Are there cracks on your tongue for as long as you can remember? Do not panic. It may be quite rare (experts say that only 2 to 5 percent of people in the US has it) but it’s benign, which means that it cannot harm you in any way. However, still it doesn’t look normal as the tongue should have no cracks.
Everybody calls the issue tongue cracks, but doctors call it fissured tongue. Sometimes it is also referred to in the medical community as scrotal tongue or lingua plicata. Those cracks usually appear in childhood but they may also show up during adulthood. And just like wrinkles on the face, they tend to become deeper or more pronounced the older the individual who has those cracks gets!
But worry not as the cracks will keep on remaining benign. As a matter of fact, they do not cause any pain. This means you can have tongue cracks and still enjoy a smooth-sailing day.
No matter if you have tongue cracks or someone you love, or you’re just interested to know more about such matter, keep on reading.

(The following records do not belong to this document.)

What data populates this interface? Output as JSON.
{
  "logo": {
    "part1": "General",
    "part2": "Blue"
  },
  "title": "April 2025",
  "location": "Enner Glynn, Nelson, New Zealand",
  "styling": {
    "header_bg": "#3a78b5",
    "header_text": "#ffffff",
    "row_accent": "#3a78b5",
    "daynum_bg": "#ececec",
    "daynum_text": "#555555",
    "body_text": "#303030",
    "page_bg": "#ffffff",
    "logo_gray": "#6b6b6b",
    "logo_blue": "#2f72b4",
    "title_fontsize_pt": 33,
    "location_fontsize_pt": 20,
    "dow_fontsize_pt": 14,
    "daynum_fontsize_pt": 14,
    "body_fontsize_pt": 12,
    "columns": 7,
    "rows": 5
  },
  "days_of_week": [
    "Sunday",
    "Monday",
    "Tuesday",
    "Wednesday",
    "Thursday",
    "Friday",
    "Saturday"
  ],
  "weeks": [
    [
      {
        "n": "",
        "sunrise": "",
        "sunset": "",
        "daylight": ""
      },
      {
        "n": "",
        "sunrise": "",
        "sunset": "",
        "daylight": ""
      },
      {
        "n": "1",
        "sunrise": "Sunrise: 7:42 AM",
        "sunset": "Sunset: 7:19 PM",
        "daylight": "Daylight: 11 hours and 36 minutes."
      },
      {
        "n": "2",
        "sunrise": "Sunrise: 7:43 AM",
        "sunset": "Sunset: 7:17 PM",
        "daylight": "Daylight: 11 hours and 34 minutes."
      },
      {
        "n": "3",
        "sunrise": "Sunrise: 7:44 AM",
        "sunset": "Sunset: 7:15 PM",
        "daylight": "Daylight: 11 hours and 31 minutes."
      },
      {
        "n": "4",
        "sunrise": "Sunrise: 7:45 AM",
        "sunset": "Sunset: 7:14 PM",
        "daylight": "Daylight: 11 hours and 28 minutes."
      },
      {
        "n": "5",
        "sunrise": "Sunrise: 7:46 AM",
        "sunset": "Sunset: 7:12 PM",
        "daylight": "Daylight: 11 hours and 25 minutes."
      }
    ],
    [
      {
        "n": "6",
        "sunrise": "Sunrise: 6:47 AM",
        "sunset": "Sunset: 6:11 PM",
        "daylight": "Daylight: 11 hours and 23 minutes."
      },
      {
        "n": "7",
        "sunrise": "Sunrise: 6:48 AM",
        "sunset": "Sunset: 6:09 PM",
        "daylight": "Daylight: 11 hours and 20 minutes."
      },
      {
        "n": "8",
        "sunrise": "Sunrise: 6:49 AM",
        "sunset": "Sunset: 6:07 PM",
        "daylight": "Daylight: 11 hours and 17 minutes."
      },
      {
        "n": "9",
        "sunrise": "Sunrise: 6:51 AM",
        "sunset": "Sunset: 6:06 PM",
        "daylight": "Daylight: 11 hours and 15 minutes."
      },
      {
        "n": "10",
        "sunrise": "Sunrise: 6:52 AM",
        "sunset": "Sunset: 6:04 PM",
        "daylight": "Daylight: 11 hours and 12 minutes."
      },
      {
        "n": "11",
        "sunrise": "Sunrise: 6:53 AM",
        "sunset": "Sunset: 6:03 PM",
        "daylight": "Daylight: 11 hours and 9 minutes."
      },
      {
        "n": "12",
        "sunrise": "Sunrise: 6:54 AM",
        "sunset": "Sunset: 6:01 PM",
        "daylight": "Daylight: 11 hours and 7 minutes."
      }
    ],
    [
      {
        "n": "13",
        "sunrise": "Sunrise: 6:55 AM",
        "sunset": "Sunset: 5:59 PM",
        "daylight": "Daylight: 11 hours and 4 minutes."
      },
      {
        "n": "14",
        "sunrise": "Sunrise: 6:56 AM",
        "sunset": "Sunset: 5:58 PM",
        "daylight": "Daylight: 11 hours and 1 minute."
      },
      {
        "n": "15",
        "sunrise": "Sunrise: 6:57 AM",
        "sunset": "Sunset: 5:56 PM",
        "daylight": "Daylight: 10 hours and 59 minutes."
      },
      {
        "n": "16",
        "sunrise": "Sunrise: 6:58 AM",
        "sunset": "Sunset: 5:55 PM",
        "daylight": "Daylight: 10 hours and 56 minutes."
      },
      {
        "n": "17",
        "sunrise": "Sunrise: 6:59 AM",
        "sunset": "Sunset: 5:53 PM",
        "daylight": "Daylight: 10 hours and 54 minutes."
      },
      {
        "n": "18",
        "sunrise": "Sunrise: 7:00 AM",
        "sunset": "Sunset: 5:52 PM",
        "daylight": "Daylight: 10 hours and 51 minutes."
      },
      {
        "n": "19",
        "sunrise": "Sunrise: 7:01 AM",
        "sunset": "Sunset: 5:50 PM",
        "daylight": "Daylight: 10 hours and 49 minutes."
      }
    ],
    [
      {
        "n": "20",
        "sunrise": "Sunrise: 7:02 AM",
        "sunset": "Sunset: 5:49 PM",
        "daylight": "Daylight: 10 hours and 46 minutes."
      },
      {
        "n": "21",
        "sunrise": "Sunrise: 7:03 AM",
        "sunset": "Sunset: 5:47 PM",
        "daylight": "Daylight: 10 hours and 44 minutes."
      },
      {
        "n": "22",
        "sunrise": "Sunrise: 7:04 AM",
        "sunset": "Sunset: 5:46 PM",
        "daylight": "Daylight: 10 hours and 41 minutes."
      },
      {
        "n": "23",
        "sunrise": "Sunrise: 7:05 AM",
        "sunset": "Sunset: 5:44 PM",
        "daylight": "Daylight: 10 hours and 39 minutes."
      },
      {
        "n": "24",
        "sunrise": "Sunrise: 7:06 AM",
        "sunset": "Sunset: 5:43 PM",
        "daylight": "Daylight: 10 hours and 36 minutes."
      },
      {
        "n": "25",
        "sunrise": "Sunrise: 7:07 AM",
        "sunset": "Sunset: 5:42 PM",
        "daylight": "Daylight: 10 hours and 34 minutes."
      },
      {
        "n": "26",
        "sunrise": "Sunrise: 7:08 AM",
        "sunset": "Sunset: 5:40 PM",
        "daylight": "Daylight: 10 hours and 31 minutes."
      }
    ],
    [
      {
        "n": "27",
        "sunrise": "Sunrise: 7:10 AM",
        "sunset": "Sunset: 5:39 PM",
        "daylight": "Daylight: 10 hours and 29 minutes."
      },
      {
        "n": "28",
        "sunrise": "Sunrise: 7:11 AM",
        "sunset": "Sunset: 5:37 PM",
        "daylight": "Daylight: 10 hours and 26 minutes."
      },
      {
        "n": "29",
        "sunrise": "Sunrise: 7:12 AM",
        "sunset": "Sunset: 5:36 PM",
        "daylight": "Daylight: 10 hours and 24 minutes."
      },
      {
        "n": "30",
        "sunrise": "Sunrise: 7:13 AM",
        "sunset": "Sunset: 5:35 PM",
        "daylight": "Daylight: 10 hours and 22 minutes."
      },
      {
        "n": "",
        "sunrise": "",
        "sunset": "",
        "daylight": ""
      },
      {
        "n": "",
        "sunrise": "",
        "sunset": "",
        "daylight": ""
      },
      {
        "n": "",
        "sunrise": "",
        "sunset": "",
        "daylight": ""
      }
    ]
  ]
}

Below you will come across some of the most important things about it.
Signs and Symptoms
The cracks may appear on practically any part of the tongue. They may be observed on the top surface or along the sides. It’s important to note that tongue cracks, just like what they are called suggests, only affect the tongue. If there are cracks elsewhere in the oral cavity, then the matter is an entirely different issue that needs to be checked ASAP.
It’s possible for the cracks to vary tremendously in depth. Some of them may be as deep as 6 mm (millimeters). The deeper the cracks get, needless to say, the more debris that may collect in them.
Several different cracks may appear on the tongue at the same time. It’s very much possible for them to connect to one another, thus giving the tongue the appearance that it is composed of various lobes or sections. Having cracked tongue may look painful, but there is definitely no pain involved.
According to health authorities, there are various conditions that can be blamed for tongue cracks, and Down syndrome is one of the most common of the bunch. In fact, experts estimate that about 80 percent of all children with Down syndrome have tongue cracks. Yes, those cracks on the tongue tend to appear during childhood.
There is another condition, albeit very rare, that can also bring about tongue cracks. Referred to as Melkersson-Rosenthal syndrome, it is characterized by Bell’s palsy (facial paralysis) that tends to come and go.
Geographic tongue is another matter that is commonly associated with tongue cracks. Also sometime referred to as benign migratory glossitis, it is characterized by the absence of those tiny pink-colored bumps on the tongue. In place of those little bumps are large red-colored spots that are smooth and have slightly raised borders.
Because cracked tongue is something that does not cause pain or any other serious problem, there is no need for it to be treated. So much so that scientists never bothered to come up with solutions for it.
However, it’s possible for debris to collect in those cracks on the tongue, such as food particles and dead cells. When that happens, the individual who has cracked tongue may suffer from bad breath, which can be easily be prevented from striking simply by having the tongue cleaned on a regular basis.
If there is pain or any other unusual symptom, it is definitely a good idea for the individual with cracked tongue to pay a dentist a visit ASAP in order to have the issue checked.